In a nutshell: A London company called Pentaform is planning to start selling a biodegradable keyboard that can run Windows 10 for just $150 later this month. It created the system, branded AbacusBasic, to help connect people that otherwise couldn’t afford a computer to the internet.
According to Pentaform, the Abacus is the most affordable computer in the world. It’s a regular office keyboard with a trackpad tacked onto the side and a quad-core system tucked underneath it. It doesn’t have a screen, but it has an HDMI port.
Part of what makes it special is its environmental friendliness. Pentaform co-founder, Joon Sang Lee, says the Abacus “considers the planet as one of its prime beneficiaries.” Its outer casing is made from a biodegradable polymer and its interior components are designed to be repairable and recyclable.

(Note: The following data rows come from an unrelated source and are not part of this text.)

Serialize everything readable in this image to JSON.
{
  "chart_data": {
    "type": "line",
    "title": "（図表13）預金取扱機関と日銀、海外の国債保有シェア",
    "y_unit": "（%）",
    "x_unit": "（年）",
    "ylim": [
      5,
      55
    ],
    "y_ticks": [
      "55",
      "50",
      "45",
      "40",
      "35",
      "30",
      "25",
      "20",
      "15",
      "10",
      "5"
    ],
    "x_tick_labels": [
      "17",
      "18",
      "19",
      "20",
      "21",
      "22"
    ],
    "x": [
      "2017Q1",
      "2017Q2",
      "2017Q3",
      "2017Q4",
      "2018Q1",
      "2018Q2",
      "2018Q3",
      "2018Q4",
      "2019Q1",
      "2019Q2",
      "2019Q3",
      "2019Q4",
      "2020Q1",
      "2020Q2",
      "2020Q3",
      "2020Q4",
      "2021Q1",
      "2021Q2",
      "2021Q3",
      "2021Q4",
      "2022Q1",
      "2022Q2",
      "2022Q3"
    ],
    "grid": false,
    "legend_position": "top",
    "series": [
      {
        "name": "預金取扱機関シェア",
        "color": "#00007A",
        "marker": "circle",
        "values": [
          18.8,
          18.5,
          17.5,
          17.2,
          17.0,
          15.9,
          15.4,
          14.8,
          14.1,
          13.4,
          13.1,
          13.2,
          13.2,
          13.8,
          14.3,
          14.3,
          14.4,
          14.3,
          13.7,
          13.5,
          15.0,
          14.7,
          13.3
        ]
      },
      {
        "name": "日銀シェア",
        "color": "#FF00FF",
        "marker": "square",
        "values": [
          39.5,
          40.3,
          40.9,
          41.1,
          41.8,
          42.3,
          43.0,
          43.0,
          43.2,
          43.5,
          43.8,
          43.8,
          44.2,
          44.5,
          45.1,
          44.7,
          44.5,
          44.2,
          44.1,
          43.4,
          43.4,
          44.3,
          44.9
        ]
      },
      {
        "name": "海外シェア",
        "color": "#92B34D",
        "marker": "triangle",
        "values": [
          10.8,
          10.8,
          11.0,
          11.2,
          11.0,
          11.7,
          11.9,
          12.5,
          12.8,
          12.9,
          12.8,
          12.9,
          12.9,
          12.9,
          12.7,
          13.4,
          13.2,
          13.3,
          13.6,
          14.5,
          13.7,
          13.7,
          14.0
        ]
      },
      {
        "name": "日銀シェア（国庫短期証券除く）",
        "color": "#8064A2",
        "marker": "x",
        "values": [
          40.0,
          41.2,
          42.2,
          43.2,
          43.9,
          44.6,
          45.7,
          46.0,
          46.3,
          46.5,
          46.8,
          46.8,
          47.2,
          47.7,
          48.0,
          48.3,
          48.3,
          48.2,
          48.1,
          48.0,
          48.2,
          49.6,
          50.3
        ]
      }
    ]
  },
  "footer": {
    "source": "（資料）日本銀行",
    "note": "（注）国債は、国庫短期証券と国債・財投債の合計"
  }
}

Pentaform says that the Abacus consumes just 31 kWh per year, about the same as a lightbulb. It makes sense, given that the quad-core from 2016 it uses, the Intel Atom x5-Z8350, has an SDP (scenario design power) of just 2 W.
Despite its low power consumption, the Atom manages a base clock of 1.44 GHz and a boost clock of 1.84 GHz. It sounds slow, but I’ve used that processor before and, as Pentaform claims, it’s fine for simple tasks like web browsing.